L’hypothèse lipidique devient politique publique
À partir des années 1970, l’hypothèse lipidique est intégrée dans les recommandations officielles. Les Dietary Guidelines américains de 1977 en font leur colonne vertébrale. L’industrie agroalimentaire pivote massivement vers le low-fat. Les produits allégés en graisses, reformulés au sucre pour compenser le goût, envahissent les rayons.
Le taux d’obésité américain commence à grimper exactement à ce moment-là.
Le marché des statines
Dans les années 1980, les statines apparaissent. Des millions de personnes en bonne santé, sans antécédent cardiaque, se voient prescrire un traitement quotidien à vie.
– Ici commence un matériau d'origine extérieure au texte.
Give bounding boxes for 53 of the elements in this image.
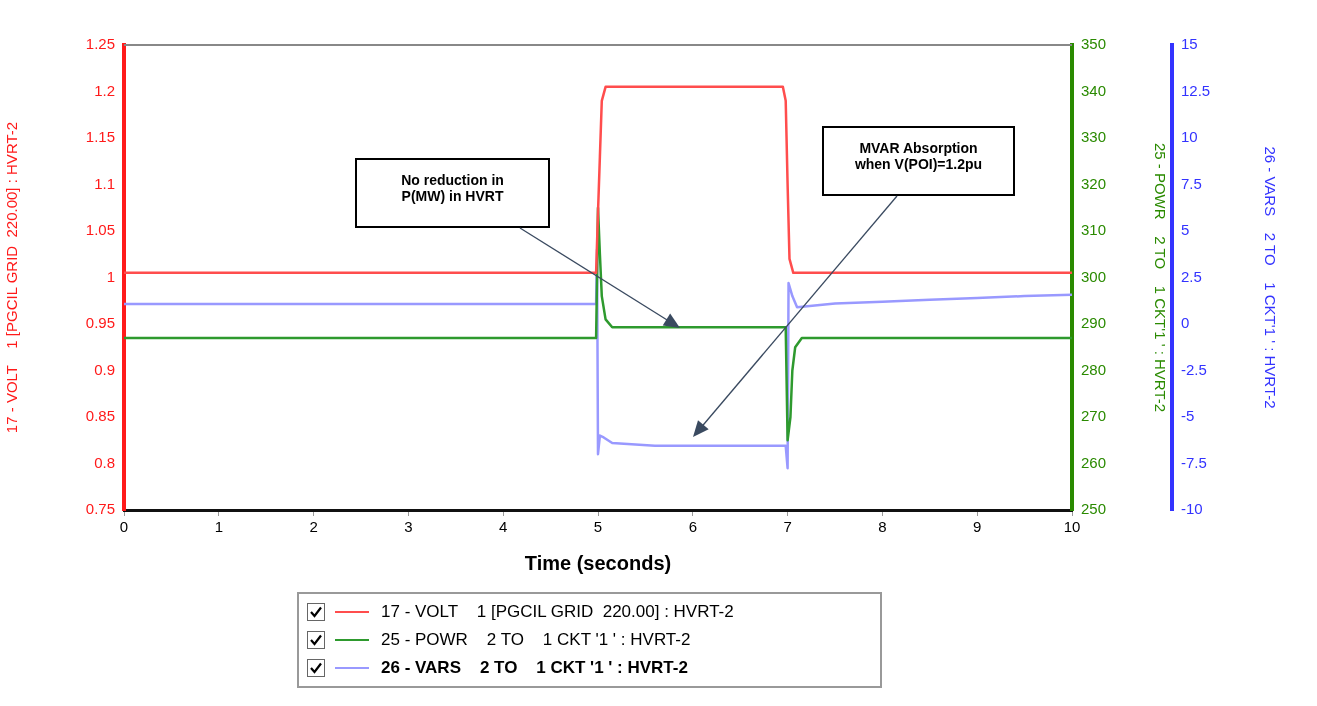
y-tick-label: 0.8 [94,453,115,471]
y2-tick-label: 340 [1081,81,1107,99]
y3-tick-label: 12.5 [1181,81,1211,99]
x-tick-label: 3 [404,518,413,536]
y-axis-title: 17 - VOLT 1 [PGCIL GRID 220.00] : HVRT-2 [3,121,21,434]
y3-tick-label: 7.5 [1181,174,1202,192]
y2-axis-title: 25 - POWR 2 TO 1 CKT'1 ' : HVRT-2 [1151,142,1169,413]
callout-box: No reduction in P(MW) in HVRT [355,158,550,228]
y-tick-label: 0.75 [85,500,115,518]
y2-tick-label: 320 [1081,174,1107,192]
y2-tick-label: 260 [1081,453,1107,471]
y-tick-label: 0.85 [85,407,115,425]
x-tick-label: 4 [499,518,508,536]
y2-tick-label: 250 [1081,500,1107,518]
x-axis-title: Time (seconds) [524,551,672,574]
y2-tick-label: 350 [1081,35,1107,53]
y-tick-label: 0.95 [85,314,115,332]
x-tick-label: 2 [309,518,318,536]
y-tick-label: 1.1 [94,174,115,192]
callout-box: MVAR Absorption when V(POI)=1.2pu [822,126,1015,196]
y3-tick-label: 10 [1181,128,1198,146]
y3-tick-label: 2.5 [1181,267,1202,285]
y2-tick-label: 310 [1081,221,1107,239]
y-tick-label: 1.2 [94,81,115,99]
y2-tick-label: 280 [1081,360,1107,378]
y-tick-label: 1 [106,267,115,285]
x-tick-label: 9 [973,518,982,536]
x-tick-label: 7 [783,518,792,536]
x-tick-label: 0 [119,518,129,536]
x-tick-label: 10 [1063,518,1081,536]
y2-tick-label: 330 [1081,128,1107,146]
y-tick-label: 0.9 [94,360,115,378]
y3-tick-label: -5 [1181,407,1195,425]
legend-label: 17 - VOLT 1 [PGCIL GRID 220.00] : HVRT-2 [381,602,734,622]
y3-axis-title: 26 - VARS 2 TO 1 CKT'1 ' : HVRT-2 [1261,146,1279,409]
y-tick-label: 1.25 [85,35,115,53]
x-tick-label: 1 [214,518,223,536]
legend-label: 26 - VARS 2 TO 1 CKT '1 ' : HVRT-2 [381,658,688,678]
x-tick-label: 8 [878,518,887,536]
y3-tick-label: 0 [1181,314,1190,332]
y3-tick-label: 15 [1181,35,1198,53]
y-tick-label: 1.15 [85,128,115,146]
y3-tick-label: -7.5 [1181,453,1207,471]
x-tick-label: 5 [593,518,603,536]
y2-tick-label: 270 [1081,407,1107,425]
y3-tick-label: -2.5 [1181,360,1207,378]
y2-tick-label: 300 [1081,267,1107,285]
y3-tick-label: 5 [1181,221,1190,239]
y-tick-label: 1.05 [85,221,115,239]
x-tick-label: 6 [688,518,697,536]
y2-tick-label: 290 [1081,314,1107,332]
y3-tick-label: -10 [1181,500,1203,518]
legend-label: 25 - POWR 2 TO 1 CKT '1 ' : HVRT-2 [381,630,691,650]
Le marché mondial des statines culmine à 14 milliards de dollars annuels.
Les effets indésirables documentés : douleurs et faiblesses musculaires, déficit en coenzyme Q10, perturbations cognitives, augmentation du risque de diabète de type 2.
Ce que les prescriptions omettent souvent : le cholestérol LDL n’est pas un poison. C’est une molécule de transport. Il est le précurseur de toutes les hormones stéroïdiennes — cortisol, testostérone, estrogènes. Il est indispensable à la synthèse de la vitamine D. Il constitue la gaine de myéline des neurones. Un taux bas de cholestérol est associé à la dépression, aux troubles cognitifs et à la fragilité immunitaire.
Baisser le cholestérol n’est pas, en soi, un objectif de santé. C’est un objectif commercial rendu médical.
Ce que la science dit depuis 2010
Méta-analyse 2010, American Journal of Clinical Nutrition, 347 747 patients, suivi jusqu’à 23 ans. Conclusion : aucune association significative entre consommation de graisses saturées et maladies cardiovasculaires.
2017, BMJ Expert Review of Clinical Pharmacology : le paradigme LDL-cholestérol est « fondamentalement erroné » et les preuves soutenant les statines en prévention primaire sont « insuffisantes ».
Le consensus scientifique réel identifie d’autres facteurs autrement mieux documentés : sucres rapides, inflammation chronique, sédentarité, stress oxydatif, manque de sommeil.
Pourquoi le mensonge tient
Les recommandations institutionnelles ont un délai structurel de 20 à 30 ans sur la science. Et un marché de 14 milliards de dollars dispose de ressources considérables pour financer les études qui le confirment.
Ancel Keys n’avait peut-être pas tort sur tout. Mais il avait 22 pays. Il en a gardé 7.
Sur cette sélection, une science a été construite. Une politique publique. Un marché. Et des décennies de prescriptions à vie pour des gens en bonne santé.
Ce n’est pas une théorie du complot. C’est une mécanique documentée.